Using the ladder inside the greenhouse, running 75 feet to one of the doors at either end and then running outside 75 feet more back to where I lay was out of the question, but Marsha didn’t even take the time to turn around and face towards the framework for a safe descent! Now I was writhing on the ground, shoulders rising and falling in what appeared to be sobs, (or maybe even death spasms!) A flying pane could lead to a perfectly straight 12 inch incision across the abdomen—like the one that had me rolling on the ground… the one that I was faking.
Anything to relieve the boredom of a panefully repetitive job!
People will often pay a lot of money for the thrill of being scared out of their wits. The more screams a certain scare house or amusement park ride can evoke, the more people like it. Marsha didn’t quite see it that way when she hit the ground like a heli-dropped Marine medic and threw herself in my general direction with a near perfect barrel roll. “Roll over!” she screamed in her older sister voice of hysteria and concern. When I refused, she threw all that she had learned about first aid in grade 10 health class out the window and forcefully grabbed me on either side of my torso (which had as yet undetermined injuries in its frontal area) and threw me over onto my back with the force of a WWF wrestler.

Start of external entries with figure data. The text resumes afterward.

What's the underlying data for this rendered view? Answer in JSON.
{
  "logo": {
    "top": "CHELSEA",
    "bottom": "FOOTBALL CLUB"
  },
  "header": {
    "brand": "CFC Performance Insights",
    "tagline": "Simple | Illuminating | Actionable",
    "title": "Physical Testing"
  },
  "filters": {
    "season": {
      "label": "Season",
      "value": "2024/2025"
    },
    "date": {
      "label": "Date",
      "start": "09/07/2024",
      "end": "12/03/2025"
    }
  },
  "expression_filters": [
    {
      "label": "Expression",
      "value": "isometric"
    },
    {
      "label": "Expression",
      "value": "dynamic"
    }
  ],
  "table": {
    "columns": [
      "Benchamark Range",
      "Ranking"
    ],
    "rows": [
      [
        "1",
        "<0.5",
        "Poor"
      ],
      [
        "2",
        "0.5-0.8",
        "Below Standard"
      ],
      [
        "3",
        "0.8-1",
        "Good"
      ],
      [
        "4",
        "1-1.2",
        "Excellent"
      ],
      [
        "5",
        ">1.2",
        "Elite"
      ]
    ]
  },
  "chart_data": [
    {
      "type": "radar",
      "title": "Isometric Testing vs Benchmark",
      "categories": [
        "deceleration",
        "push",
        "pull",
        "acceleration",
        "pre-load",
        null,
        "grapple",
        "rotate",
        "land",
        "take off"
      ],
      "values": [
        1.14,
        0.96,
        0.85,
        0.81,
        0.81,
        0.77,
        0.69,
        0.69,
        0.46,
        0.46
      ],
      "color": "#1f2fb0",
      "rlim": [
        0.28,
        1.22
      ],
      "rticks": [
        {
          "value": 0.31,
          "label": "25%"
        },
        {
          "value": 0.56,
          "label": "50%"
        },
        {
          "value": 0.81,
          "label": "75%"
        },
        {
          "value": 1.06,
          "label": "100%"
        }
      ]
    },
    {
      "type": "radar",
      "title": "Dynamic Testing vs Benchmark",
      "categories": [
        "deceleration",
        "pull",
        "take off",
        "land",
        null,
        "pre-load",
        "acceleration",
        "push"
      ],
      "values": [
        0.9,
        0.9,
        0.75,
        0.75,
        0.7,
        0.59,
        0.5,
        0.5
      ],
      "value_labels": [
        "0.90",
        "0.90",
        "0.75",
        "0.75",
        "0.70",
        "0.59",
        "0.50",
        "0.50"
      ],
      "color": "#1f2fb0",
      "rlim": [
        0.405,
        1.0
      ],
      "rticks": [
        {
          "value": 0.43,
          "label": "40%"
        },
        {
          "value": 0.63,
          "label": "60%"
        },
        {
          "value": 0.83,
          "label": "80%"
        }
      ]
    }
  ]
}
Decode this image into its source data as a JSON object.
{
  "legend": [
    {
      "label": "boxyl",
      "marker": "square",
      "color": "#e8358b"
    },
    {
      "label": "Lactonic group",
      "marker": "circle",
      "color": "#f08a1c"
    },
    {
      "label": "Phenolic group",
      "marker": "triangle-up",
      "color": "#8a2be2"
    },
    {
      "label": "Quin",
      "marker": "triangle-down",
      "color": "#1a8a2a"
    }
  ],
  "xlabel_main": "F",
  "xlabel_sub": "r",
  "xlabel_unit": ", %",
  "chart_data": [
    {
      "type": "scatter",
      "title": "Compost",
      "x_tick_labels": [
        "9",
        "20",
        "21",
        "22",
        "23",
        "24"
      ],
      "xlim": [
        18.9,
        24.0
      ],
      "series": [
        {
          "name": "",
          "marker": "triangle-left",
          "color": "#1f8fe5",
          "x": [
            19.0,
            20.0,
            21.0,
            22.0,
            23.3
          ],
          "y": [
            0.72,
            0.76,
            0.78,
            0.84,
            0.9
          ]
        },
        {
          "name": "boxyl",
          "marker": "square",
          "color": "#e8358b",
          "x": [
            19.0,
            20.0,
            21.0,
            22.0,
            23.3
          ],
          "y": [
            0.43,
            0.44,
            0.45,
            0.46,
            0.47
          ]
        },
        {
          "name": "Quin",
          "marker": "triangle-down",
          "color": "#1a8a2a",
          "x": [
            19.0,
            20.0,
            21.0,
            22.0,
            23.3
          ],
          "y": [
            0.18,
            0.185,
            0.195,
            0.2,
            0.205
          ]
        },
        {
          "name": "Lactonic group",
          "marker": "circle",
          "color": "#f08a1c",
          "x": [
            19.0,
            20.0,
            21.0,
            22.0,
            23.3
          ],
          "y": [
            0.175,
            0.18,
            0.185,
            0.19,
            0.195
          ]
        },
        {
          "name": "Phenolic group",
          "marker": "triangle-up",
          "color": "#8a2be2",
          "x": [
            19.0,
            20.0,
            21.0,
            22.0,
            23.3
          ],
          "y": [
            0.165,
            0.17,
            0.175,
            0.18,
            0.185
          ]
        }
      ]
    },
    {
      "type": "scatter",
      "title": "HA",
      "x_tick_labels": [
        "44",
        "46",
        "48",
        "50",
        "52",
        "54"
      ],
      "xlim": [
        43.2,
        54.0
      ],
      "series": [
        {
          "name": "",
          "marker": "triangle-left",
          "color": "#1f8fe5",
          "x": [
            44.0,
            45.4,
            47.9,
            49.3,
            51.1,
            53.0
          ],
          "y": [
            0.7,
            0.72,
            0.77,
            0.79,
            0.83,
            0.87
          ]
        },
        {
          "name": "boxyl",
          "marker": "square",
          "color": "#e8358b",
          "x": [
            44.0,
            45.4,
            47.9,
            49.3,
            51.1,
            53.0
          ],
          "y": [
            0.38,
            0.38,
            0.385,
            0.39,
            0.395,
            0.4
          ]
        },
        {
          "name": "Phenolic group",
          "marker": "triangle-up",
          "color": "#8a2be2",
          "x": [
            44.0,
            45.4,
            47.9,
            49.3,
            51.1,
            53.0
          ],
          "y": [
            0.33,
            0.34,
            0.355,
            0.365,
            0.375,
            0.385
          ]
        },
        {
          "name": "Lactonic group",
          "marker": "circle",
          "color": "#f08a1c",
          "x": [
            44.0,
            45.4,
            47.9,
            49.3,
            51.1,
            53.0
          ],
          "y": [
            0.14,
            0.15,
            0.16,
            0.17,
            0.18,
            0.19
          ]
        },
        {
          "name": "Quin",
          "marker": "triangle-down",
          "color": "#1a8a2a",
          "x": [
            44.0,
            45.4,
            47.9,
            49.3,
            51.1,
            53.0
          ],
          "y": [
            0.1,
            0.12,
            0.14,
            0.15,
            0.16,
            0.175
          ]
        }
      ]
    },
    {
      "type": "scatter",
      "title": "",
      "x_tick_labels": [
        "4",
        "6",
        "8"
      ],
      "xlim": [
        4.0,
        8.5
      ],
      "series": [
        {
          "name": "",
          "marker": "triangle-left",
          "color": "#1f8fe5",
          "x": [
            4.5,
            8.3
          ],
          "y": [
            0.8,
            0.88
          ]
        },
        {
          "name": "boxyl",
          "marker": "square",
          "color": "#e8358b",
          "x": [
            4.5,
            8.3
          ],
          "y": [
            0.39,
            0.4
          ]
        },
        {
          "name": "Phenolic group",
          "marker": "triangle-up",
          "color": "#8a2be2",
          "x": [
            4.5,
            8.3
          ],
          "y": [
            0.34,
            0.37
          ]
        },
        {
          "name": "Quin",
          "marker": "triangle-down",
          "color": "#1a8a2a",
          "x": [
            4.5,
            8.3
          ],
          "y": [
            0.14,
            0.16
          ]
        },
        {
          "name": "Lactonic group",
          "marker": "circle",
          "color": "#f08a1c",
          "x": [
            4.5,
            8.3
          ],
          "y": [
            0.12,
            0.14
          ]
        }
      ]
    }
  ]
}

As she yanked my gloved hands away from my stomach I couldn’t maintain the ruse any longer. The involuntary shuddering of my shoulders, in my attempts to conceal my mirth, while lying curled up in a ball, gave way to loud and audible laughter once I was rolled over. Marsha became truly unprofessional in her medical attention at this point. ”You Jerk!” she yelled, as she pulled off her sweaty grime covered gloves and pitched them in my face. “You big jerk!” Tears were rolling down my face at this point and they began to roll down her face too. For me it was sheer comedy. For her it was sheer relief.

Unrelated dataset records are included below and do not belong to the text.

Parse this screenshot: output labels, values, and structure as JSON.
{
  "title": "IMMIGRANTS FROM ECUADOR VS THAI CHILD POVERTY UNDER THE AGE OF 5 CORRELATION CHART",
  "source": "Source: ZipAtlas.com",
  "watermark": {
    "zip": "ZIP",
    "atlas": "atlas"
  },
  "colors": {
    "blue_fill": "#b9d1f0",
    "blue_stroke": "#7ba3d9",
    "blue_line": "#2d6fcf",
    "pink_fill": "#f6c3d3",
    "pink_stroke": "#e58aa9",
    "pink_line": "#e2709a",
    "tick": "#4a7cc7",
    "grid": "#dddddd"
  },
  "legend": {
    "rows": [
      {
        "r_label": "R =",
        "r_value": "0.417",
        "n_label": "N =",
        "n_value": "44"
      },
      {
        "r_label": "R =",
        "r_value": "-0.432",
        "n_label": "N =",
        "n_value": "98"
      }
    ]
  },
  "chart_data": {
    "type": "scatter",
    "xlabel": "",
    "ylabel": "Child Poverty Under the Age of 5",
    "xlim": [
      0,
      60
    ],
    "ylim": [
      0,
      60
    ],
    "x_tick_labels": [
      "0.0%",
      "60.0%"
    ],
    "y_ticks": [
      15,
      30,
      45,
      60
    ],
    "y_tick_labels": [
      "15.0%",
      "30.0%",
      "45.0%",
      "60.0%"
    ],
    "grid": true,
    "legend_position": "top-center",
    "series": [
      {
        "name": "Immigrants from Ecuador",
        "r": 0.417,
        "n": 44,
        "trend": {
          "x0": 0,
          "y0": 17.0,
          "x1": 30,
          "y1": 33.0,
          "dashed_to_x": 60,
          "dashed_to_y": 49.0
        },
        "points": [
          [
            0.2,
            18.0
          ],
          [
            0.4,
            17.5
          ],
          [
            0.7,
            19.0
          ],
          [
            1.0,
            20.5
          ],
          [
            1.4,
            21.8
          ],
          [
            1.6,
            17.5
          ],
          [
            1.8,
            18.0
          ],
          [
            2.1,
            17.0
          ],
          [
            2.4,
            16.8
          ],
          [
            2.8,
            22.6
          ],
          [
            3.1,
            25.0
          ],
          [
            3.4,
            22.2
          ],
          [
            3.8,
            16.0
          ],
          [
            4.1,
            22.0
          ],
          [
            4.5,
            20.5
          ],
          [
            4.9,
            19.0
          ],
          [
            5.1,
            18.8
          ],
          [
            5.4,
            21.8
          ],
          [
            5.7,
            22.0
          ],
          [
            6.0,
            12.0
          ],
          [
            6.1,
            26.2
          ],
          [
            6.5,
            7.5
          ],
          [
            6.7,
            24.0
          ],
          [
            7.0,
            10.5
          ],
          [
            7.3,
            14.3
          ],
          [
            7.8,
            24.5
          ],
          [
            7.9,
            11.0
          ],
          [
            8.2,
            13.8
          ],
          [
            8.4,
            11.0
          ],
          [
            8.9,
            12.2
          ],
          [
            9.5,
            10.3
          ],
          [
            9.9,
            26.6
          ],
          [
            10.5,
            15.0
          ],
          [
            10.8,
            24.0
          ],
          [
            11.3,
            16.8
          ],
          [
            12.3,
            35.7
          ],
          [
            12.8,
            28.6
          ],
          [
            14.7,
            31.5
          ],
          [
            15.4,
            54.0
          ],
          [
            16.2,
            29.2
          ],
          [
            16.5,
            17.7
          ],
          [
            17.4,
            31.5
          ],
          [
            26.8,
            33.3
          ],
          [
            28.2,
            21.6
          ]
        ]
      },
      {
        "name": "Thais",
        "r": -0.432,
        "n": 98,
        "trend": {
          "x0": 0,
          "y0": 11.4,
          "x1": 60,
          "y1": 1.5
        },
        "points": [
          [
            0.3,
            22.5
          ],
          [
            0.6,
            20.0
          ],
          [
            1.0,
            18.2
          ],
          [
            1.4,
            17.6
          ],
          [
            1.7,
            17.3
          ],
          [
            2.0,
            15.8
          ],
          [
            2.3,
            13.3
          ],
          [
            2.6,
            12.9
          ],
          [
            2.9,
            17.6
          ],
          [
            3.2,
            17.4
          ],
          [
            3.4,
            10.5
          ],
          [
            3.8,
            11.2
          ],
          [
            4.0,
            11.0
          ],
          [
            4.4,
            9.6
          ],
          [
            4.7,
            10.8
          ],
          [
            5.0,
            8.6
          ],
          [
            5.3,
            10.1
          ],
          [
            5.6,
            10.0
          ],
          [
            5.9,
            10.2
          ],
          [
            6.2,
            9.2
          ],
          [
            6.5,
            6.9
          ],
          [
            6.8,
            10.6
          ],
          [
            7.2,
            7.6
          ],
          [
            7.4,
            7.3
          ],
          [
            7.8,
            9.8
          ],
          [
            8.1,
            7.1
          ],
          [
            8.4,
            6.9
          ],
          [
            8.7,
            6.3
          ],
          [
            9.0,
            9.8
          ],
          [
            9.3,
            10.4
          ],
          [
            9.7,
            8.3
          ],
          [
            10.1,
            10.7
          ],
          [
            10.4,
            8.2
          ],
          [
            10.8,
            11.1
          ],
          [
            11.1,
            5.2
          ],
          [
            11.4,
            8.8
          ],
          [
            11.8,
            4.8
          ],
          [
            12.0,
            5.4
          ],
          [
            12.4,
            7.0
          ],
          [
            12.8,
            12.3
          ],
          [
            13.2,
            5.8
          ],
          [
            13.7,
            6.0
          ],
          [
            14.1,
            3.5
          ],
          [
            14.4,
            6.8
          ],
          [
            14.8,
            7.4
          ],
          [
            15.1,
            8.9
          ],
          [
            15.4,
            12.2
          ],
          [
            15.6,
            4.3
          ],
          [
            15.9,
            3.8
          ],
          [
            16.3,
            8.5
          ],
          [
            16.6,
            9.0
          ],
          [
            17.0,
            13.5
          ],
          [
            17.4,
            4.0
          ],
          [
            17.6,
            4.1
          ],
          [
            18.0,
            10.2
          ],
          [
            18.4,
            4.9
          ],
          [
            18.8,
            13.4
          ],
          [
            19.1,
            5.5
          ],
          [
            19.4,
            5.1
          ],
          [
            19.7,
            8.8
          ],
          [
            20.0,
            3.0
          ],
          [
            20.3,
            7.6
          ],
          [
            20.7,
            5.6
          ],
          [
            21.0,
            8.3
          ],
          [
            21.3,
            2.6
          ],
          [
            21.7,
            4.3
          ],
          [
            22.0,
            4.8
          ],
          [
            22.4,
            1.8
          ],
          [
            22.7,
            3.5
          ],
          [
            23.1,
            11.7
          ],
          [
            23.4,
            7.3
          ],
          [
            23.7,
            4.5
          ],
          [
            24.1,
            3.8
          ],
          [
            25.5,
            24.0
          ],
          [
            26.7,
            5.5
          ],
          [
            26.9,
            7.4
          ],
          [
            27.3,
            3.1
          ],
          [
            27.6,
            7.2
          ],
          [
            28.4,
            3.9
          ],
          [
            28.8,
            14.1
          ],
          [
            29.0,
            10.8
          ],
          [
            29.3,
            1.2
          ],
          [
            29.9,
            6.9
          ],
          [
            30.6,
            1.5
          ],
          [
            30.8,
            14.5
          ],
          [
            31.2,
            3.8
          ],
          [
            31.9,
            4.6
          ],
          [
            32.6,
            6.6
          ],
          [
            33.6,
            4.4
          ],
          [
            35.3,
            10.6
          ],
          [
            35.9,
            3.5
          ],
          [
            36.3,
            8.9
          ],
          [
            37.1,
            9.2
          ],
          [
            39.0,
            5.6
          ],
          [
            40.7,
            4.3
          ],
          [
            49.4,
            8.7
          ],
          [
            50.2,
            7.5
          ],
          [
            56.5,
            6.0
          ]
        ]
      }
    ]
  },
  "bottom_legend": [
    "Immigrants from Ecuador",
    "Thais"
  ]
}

In a moment or two her arm was over my shoulder as we both lay on the grass together. There were lots more panes of glass to remove before we were through, and dangerous moments when panes of glass shattered or shards of glass stayed embedded in the wooden grooves in the boards we were taking turns climbing— a person could sever an artery or a digit if they weren’t careful. As I think back on that day that has remained so vivid in my memory for almost fifty years I am so very thankful. I am thankful for that sisterly embrace from the one who has always been there for me since the day I was born, the one whose bond of love can never be severed, because she is my sister and because she loves me.